Developing analytics capability among domain experts across the enterprise

While Pirelli’s global headquarters has now standardized around JMP, Pampurini and Sorrentino are quickly expanding efforts to transition sites worldwide to the tool. “Changing the mindset is fundamental, as is training and providing support with a general set of guidelines for how to get started,” Sorrentino explains. As a result, the two have invested their time heavily in developing a single set of best practices and guidelines for the enterprise to accompany the rollout of JMP and JMP dashboards.

An internal academy they organize offers training developed with input from people inside Pirelli in accordance with company priorities. Internal projects are proposed, and any group within Pirelli that thinks they could benefit from developing a project in JMP can participate.

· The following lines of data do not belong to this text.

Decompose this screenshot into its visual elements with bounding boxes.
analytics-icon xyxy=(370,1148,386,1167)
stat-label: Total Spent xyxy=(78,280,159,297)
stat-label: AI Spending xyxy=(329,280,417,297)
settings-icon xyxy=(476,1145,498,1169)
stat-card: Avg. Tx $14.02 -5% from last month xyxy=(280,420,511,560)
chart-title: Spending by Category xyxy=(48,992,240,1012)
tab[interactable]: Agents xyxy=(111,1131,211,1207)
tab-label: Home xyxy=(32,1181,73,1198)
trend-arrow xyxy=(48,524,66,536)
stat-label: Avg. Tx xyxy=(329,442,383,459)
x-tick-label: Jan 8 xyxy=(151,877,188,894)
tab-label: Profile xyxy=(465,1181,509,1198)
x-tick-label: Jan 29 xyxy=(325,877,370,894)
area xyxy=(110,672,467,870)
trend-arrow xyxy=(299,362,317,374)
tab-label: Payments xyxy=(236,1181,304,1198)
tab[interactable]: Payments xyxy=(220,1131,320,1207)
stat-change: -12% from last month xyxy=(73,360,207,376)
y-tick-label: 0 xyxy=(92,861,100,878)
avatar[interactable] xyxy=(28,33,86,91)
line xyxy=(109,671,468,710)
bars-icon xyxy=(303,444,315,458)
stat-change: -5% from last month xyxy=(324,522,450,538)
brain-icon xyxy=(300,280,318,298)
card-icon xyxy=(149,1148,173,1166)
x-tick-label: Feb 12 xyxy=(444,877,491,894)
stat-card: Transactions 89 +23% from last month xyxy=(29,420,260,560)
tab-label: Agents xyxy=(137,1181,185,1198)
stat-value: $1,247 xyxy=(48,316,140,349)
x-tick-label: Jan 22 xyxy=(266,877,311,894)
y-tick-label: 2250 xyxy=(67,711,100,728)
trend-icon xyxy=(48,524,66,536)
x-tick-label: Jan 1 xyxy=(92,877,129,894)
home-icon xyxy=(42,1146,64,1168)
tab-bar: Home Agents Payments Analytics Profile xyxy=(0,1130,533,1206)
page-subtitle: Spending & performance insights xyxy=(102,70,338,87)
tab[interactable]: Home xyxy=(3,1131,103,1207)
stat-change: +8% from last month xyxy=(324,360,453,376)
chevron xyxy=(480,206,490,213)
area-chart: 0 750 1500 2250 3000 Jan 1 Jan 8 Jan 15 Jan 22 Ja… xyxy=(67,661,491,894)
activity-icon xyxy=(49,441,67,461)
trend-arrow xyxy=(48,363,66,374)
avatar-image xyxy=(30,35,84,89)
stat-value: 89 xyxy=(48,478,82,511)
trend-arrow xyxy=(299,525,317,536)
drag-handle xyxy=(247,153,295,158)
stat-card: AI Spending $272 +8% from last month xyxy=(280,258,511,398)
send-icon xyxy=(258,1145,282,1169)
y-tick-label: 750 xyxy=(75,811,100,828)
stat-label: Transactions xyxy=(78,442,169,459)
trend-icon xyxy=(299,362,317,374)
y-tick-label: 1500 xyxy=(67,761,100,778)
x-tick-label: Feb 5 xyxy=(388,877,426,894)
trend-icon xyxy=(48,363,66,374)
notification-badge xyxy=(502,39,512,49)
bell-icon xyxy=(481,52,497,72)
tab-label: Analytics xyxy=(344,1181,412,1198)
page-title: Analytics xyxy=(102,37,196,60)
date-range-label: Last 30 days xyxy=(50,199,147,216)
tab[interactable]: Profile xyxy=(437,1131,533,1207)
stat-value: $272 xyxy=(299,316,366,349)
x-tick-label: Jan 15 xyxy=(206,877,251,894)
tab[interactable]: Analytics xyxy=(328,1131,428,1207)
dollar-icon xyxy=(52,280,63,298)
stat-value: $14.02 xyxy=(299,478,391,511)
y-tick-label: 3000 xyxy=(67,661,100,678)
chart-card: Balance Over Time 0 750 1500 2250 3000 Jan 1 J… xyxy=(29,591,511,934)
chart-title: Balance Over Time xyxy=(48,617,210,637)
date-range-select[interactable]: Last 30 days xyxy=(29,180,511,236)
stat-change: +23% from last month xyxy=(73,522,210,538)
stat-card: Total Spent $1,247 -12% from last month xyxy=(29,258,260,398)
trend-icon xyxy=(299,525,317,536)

Training has also been organized at other sites – like Brazil, for example, where many employees have asked for JMP licenses.

“We are making an effort to spread the knowledge of JMP to make people aware that by using this tool, they can do the same things they’re currently doing in other software, but do it faster and more easily,” Pampurini adds, and Sorrentino agrees: “We have to make people aware of how much time they can save with this software.”

The results illustrated in this article are specific to the particular situations, business models, data input and computing environments described herein. Each SAS customer’s experience is unique, based on business and technical variables, and all statements must be considered nontypical. Actual savings, results and performance characteristics will vary depending on individual customer configurations and conditions. SAS does not guarantee or represent that every customer will achieve similar results. The only warranties for SAS products and services are those that are set forth in the express warranty statements in the written agreement for such products and services. Nothing herein should be construed as constituting an additional warranty. Customers have shared their successes with SAS as part of an agreed-upon contractual exchange or project success summarization following a successful implementation of SAS software.